2. Fast profiling of the integral metabolism of flavonols in the active fraction of Gossypium herbaceam L. using HPLC-MS~n technique
The intergral metabolism of flavonols of AB-8-2 was profiled based on the combination of fragmentation behavior and metabolic pathways. Fifty-eight flavonols as a range of mixed sulphate, methyl, glucuronide and glycoside derivatives of quercetin or kaempferol were detected in rat bile samples, including several groups of isomers. The metabolic differences in bile samples from rats after oral and intravenous administration were compared to evaluate the influence of intestinal metabolism. The relationships between metabolites and parents were elucidated for some components. By profiling the constituents in AB-8-2 and metabolites in bile, a integral view on the biotransformation of the constituents in AB-8-2 was obtained.

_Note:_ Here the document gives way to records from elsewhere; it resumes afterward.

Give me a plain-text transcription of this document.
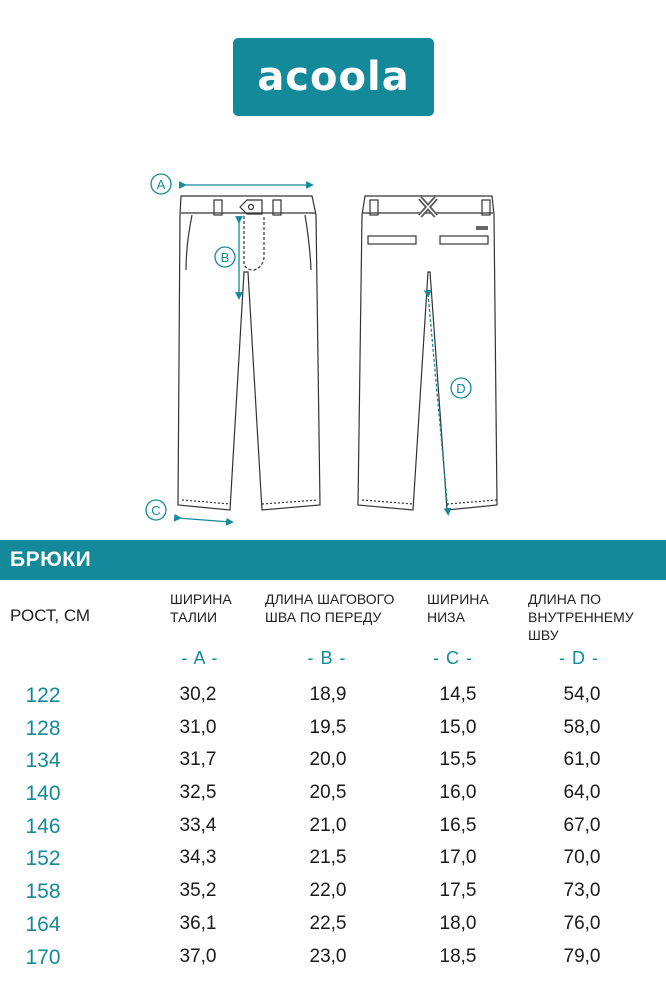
acoola
A
B
C
D
БРЮКИ
РОСТ, СМ
ШИРИНА
ТАЛИИ
ДЛИНА ШАГОВОГО
ШВА ПО ПЕРЕДУ
ШИРИНА
НИЗА
ДЛИНА ПО
ВНУТРЕННЕМУ ШВУ
- A -	- B -	- C -	- D -
122	30,2	18,9	14,5	54,0
128	31,0	19,5	15,0	58,0
134	31,7	20,0	15,5	61,0
140	32,5	20,5	16,0	64,0
146	33,4	21,0	16,5	67,0
152	34,3	21,5	17,0	70,0
158	35,2	22,0	17,5	73,0
164	36,1	22,5	18,0	76,0
170	37,0	23,0	18,5	79,0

3. Metabolites of flavonols in urine after oral administration of AB-8-2
Based on the method established, the urine sample after oral administration of AB-8-2 was analyzed. In one analytical run, 51 constituents including 35 di-glucuronidated metabolites, 12 mono-glucuronidated metabolites and 4 flavonol aglycones were characterized. Flavonol diglycosides in AB-8-2 probably remained one glycoside in the structure during the absorption process in intestinal tract. Some co-eluated glucuronide methyl ester conjugated metabolites were also identified in the urine sample, which may be produced in the process of sample preparation.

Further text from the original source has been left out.